Ainsi, messieurs, vous venez de le voir, notre savant confrère a été professeur pendant cinquante-quatre ans au jardin des plantes, et pendant cinquante-neuf à la Faculté de médecine. Peu de membres de l’Université ont parcouru une carrière aussi longue et aussi belle. M. Duméril a connu parmi nous 87 collègues ; il en a vu mourir 61 ! Je n’ai pas compté le nombre de jeunes gens qu’il a interrogés !… Ses premières leçons ont été suivies par les pères de plusieurs professeurs actuels et par les grands-pères de beaucoup d’élèves qui m’écoutent !…
M. Duméril faisait donc marcher de front l’enseignement de la médecine et celui de l’histoire naturelle ; et, chose extraordinaire, il avait encore le temps de voyager, de se livrer à la pratique de notre art et d’organiser les collections du Muséum.
Le Gouvernement l’envoya avec Desgenettes, en 1801, à Pithiviers, pour déterminer la cause et conjurer les effets d’une épidémie qui causait de grands ravages ; et en 1805 en Espagne, pour étudier la nature et les progrès de la fièvre jaune, qui désolait l’Andalousie.
En 1812, il fut nommé médecin des hôpitaux36 ; il en a rempli les fonctions avec un zèle scrupuleux durant quarante années37.

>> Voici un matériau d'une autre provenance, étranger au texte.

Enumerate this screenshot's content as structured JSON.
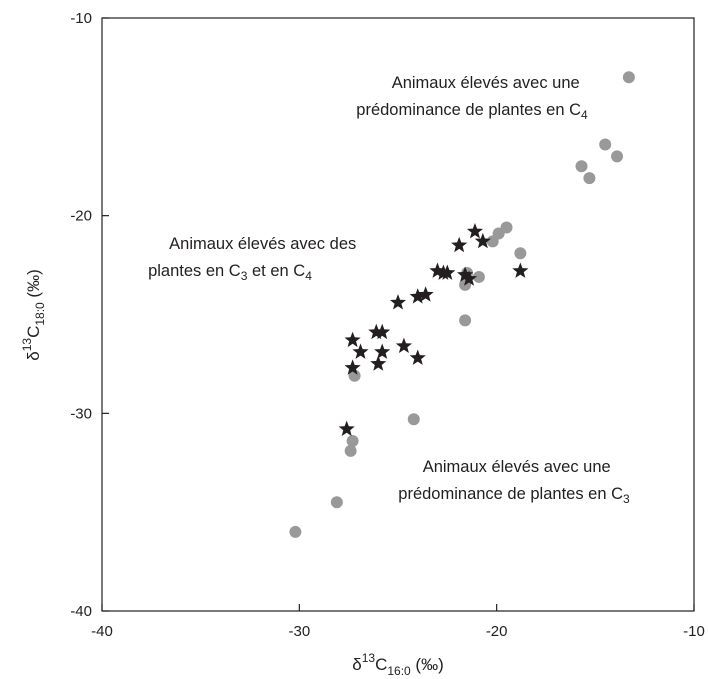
{
  "chart_data": {
    "type": "scatter",
    "title": "",
    "xlabel": {
      "prefix": "δ",
      "sup": "13",
      "main": "C",
      "sub": "16:0",
      "unit": " (‰)"
    },
    "ylabel": {
      "prefix": "δ",
      "sup": "13",
      "main": "C",
      "sub": "18:0",
      "unit": " (‰)"
    },
    "xlim": [
      -40,
      -10
    ],
    "ylim": [
      -40,
      -10
    ],
    "xticks": [
      -40,
      -30,
      -20,
      -10
    ],
    "yticks": [
      -40,
      -30,
      -20,
      -10
    ],
    "xtick_labels": [
      "-40",
      "-30",
      "-20",
      "-10"
    ],
    "ytick_labels": [
      "-40",
      "-30",
      "-20",
      "-10"
    ],
    "grid": false,
    "legend": "none",
    "series": [
      {
        "marker": "circle",
        "color": "#999999",
        "points": [
          {
            "x": -30.2,
            "y": -36.0
          },
          {
            "x": -28.1,
            "y": -34.5
          },
          {
            "x": -27.4,
            "y": -31.9
          },
          {
            "x": -27.3,
            "y": -31.4
          },
          {
            "x": -27.2,
            "y": -28.1
          },
          {
            "x": -24.2,
            "y": -30.3
          },
          {
            "x": -21.6,
            "y": -25.3
          },
          {
            "x": -21.6,
            "y": -23.5
          },
          {
            "x": -21.5,
            "y": -22.9
          },
          {
            "x": -20.9,
            "y": -23.1
          },
          {
            "x": -20.2,
            "y": -21.3
          },
          {
            "x": -19.9,
            "y": -20.9
          },
          {
            "x": -19.5,
            "y": -20.6
          },
          {
            "x": -18.8,
            "y": -21.9
          },
          {
            "x": -15.7,
            "y": -17.5
          },
          {
            "x": -15.3,
            "y": -18.1
          },
          {
            "x": -14.5,
            "y": -16.4
          },
          {
            "x": -13.9,
            "y": -17.0
          },
          {
            "x": -13.3,
            "y": -13.0
          }
        ]
      },
      {
        "marker": "star",
        "color": "#231f20",
        "points": [
          {
            "x": -27.6,
            "y": -30.8
          },
          {
            "x": -27.3,
            "y": -27.7
          },
          {
            "x": -27.3,
            "y": -26.3
          },
          {
            "x": -26.9,
            "y": -26.9
          },
          {
            "x": -26.1,
            "y": -25.9
          },
          {
            "x": -25.8,
            "y": -25.9
          },
          {
            "x": -26.0,
            "y": -27.5
          },
          {
            "x": -25.8,
            "y": -26.9
          },
          {
            "x": -25.0,
            "y": -24.4
          },
          {
            "x": -24.7,
            "y": -26.6
          },
          {
            "x": -24.0,
            "y": -27.2
          },
          {
            "x": -24.0,
            "y": -24.1
          },
          {
            "x": -23.6,
            "y": -24.0
          },
          {
            "x": -23.0,
            "y": -22.8
          },
          {
            "x": -22.7,
            "y": -22.9
          },
          {
            "x": -22.5,
            "y": -22.9
          },
          {
            "x": -21.9,
            "y": -21.5
          },
          {
            "x": -21.6,
            "y": -23.0
          },
          {
            "x": -21.4,
            "y": -23.2
          },
          {
            "x": -21.1,
            "y": -20.8
          },
          {
            "x": -20.7,
            "y": -21.3
          },
          {
            "x": -18.8,
            "y": -22.8
          }
        ]
      }
    ],
    "annotations": [
      {
        "lines": [
          {
            "text": "Animaux élevés avec une"
          },
          {
            "text": "prédominance de plantes en C",
            "sub": "4"
          }
        ]
      },
      {
        "lines": [
          {
            "text": "Animaux élevés avec des"
          },
          {
            "text": "plantes en C",
            "sub": "3",
            "text2": " et en C",
            "sub2": "4"
          }
        ]
      },
      {
        "lines": [
          {
            "text": "Animaux élevés avec une"
          },
          {
            "text": "prédominance de plantes en C",
            "sub": "3"
          }
        ]
      }
    ]
  }
}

Pendant tout ce temps, il voyait des malades et donnait des consultations. Sa pratique était prudente et heureuse. La justesse de son discernement était singulièrement favorisée par la maturité de son expérience. Notre confrère trouvait d’ailleurs dans cette douce habitude d’être utile à ses semblables un genre particulier d’occupations qui convenait merveilleusement aux besoins affectueux de son âme et de son cœur.
On l’a déjà dit, « le Muséum d’histoire naturelle lui doit la création non seulement de la plus belle collection erpétologique qui existe38, mais aussi celle d’une ménagerie pour les reptiles39, entreprise qui n’avait été tentée par aucun naturaliste, et qui est considérée aujourd’hui comme une partie nécessaire de tout grand établissement zoologique. » (Milne-Edwards)

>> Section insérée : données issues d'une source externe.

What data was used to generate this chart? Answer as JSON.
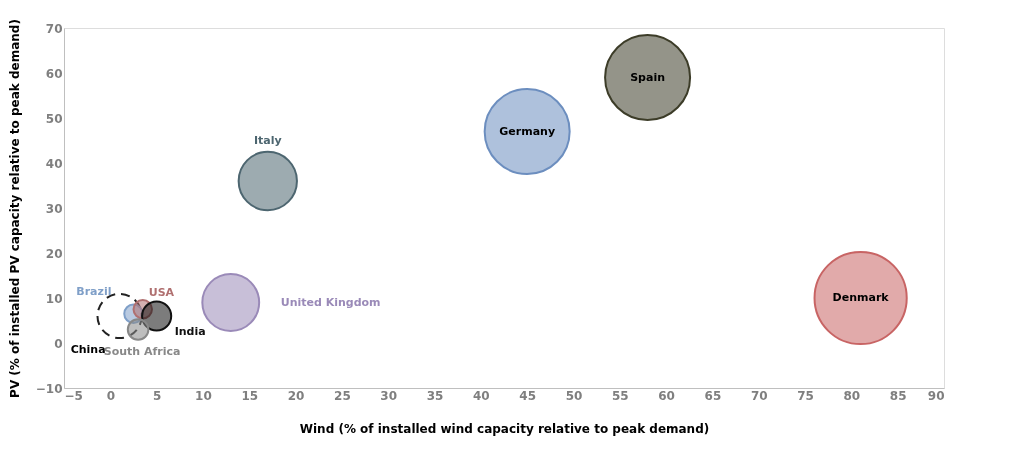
{
  "chart_data": {
    "type": "bubble",
    "xlabel": "Wind (% of installed wind capacity relative to peak demand)",
    "ylabel": "PV (% of installed PV capacity relative to peak demand)",
    "xlim": [
      -5,
      90
    ],
    "xticks": [
      -5,
      0,
      5,
      10,
      15,
      20,
      25,
      30,
      35,
      40,
      45,
      50,
      55,
      60,
      65,
      70,
      75,
      80,
      85,
      90
    ],
    "ylim": [
      -10,
      70
    ],
    "yticks": [
      -10,
      0,
      10,
      20,
      30,
      40,
      50,
      60,
      70
    ],
    "grid": false,
    "series": [
      {
        "name": "China",
        "color": "#222222",
        "x": [
          1
        ],
        "values": [
          6
        ],
        "sizes": [
          0.23
        ],
        "line_style": "dashed"
      },
      {
        "name": "Brazil",
        "color": "#7f9fc8",
        "x": [
          2.5
        ],
        "values": [
          6.5
        ],
        "sizes": [
          0.04
        ]
      },
      {
        "name": "USA",
        "color": "#b07070",
        "x": [
          3.5
        ],
        "values": [
          7.5
        ],
        "sizes": [
          0.04
        ]
      },
      {
        "name": "India",
        "color": "#111111",
        "x": [
          5
        ],
        "values": [
          6
        ],
        "sizes": [
          0.1
        ]
      },
      {
        "name": "South Africa",
        "color": "#888888",
        "x": [
          3
        ],
        "values": [
          3
        ],
        "sizes": [
          0.05
        ]
      },
      {
        "name": "United Kingdom",
        "color": "#9a8ab8",
        "x": [
          13
        ],
        "values": [
          9
        ],
        "sizes": [
          0.38
        ]
      },
      {
        "name": "Italy",
        "color": "#4d6670",
        "x": [
          17
        ],
        "values": [
          36
        ],
        "sizes": [
          0.4
        ]
      },
      {
        "name": "Germany",
        "color": "#6c8ebf",
        "x": [
          45
        ],
        "values": [
          47
        ],
        "sizes": [
          0.85
        ]
      },
      {
        "name": "Spain",
        "color": "#3c3c28",
        "x": [
          58
        ],
        "values": [
          59
        ],
        "sizes": [
          0.85
        ]
      },
      {
        "name": "Denmark",
        "color": "#c86464",
        "x": [
          81
        ],
        "values": [
          10
        ],
        "sizes": [
          1
        ]
      }
    ]
  }
}
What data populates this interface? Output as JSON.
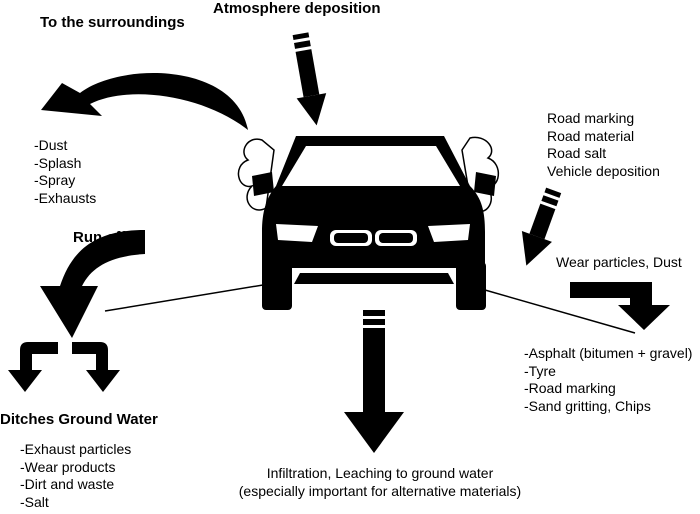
{
  "labels": {
    "surroundings": "To the surroundings",
    "atmosphere": "Atmosphere deposition",
    "run_off": "Run off",
    "ditches": "Ditches Ground Water",
    "wear": "Wear particles, Dust",
    "infiltration_1": "Infiltration, Leaching to ground water",
    "infiltration_2": "(especially important for alternative materials)"
  },
  "surroundings_items": [
    "-Dust",
    "-Splash",
    "-Spray",
    "-Exhausts"
  ],
  "road_items": [
    "Road marking",
    "Road material",
    "Road salt",
    "Vehicle deposition"
  ],
  "wear_items": [
    "-Asphalt (bitumen + gravel)",
    "-Tyre",
    "-Road marking",
    "-Sand gritting, Chips"
  ],
  "ditches_items": [
    "-Exhaust particles",
    "-Wear products",
    "-Dirt and waste",
    "-Salt"
  ],
  "icons": [
    "car-icon",
    "dust-cloud-icon",
    "curved-arrow-icon",
    "split-arrow-icon",
    "down-arrow-icon"
  ],
  "colors": {
    "ink": "#000000",
    "background": "#ffffff"
  }
}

Les exigences de l’enseignement et l’exercice de la médecine n’arrêtèrent jamais M. Duméril dans ses recherches d’histoire naturelle et dans la publication de ses travaux. Il est vrai qu’après vingt ans d’une pratique médicale très active, il crut devoir renoncer à sa nombreuse clientèle pour se consacrer tout entier à la science.
Ses ouvrages sont nombreux et variés ; son premier travail paraît être un mémoire sur la respiration des plantes, daté du 10 septembre 1792, et resté manuscrit. Sa première publication est le projet d’une nouvelle nomenclature anatomique, présentée en 1796 à la Société philomathique de Paris.
M. Duméril a rédigé, par ordre du premier consul, des Eléments sur les sciences naturelles. Ce livre destiné aux divers établissements d’instruction publique, est dédié à Cuvier ; il a eu cinq éditions.
Mais les ouvrages qui font sans contredit le plus d’honneur à notre savant collègue, ce sont la Zoologie analytique, l’Erpétologie générale, l’Ichtyologie analytique, et l’Histoire générale des insectes.
La Zoologie analytique est un exposé savant, fidèle, et concis du règne animal ; distribué en petits tableaux synoptiques, clairs et commodes, dans lesquels la filiation des genres est admirablement combinée avec la netteté des distinctions.
La Zoologie analytique, comme le dit l’auteur lui-même, présente, pour l’époque où elle a été publiée, le résumé ou le bilan de la science. Ce livre est un de ceux qui ont le plus répandu le goût et l’habitude des classifications régulières et qui ont le plus influé sur les progrès et sur l’enseignement de la zoologie40. Un illustre naturaliste a regardé la Zoologie analytique comme une des gloires de la France41.
L’Erpétologie générale n’a pas moins de dix volumes. C’est l’ouvrage le plus considérable de notre laborieux confrère, c’est le plus complet et le plus important que l’on possède sur cette branche de la zoologie (Milne-Edwards)42. Il présente l’histoire de 1311 espèces de reptiles43 ! L’auteur l’a rédigé avec le concours de son aide-naturaliste, M. Gabriel Bibron, et de son fils, M. Auguste Duméril. Le premier a été enlevé à la science par une mort prématurée, au moment où la solidité de ses recherches allait donner de l’éclat à sa réputation. Le second, d’abord notre collègue dans cette Faculté, occupe aujourd’hui, dignement, au Muséum d’histoire naturelle, une chaire importante, qui doit lui rappeler les plus doux souvenirs44, offrant, en même temps, un nouvel exemple de l’utilité des études médicales pour les progrès de la zoologie.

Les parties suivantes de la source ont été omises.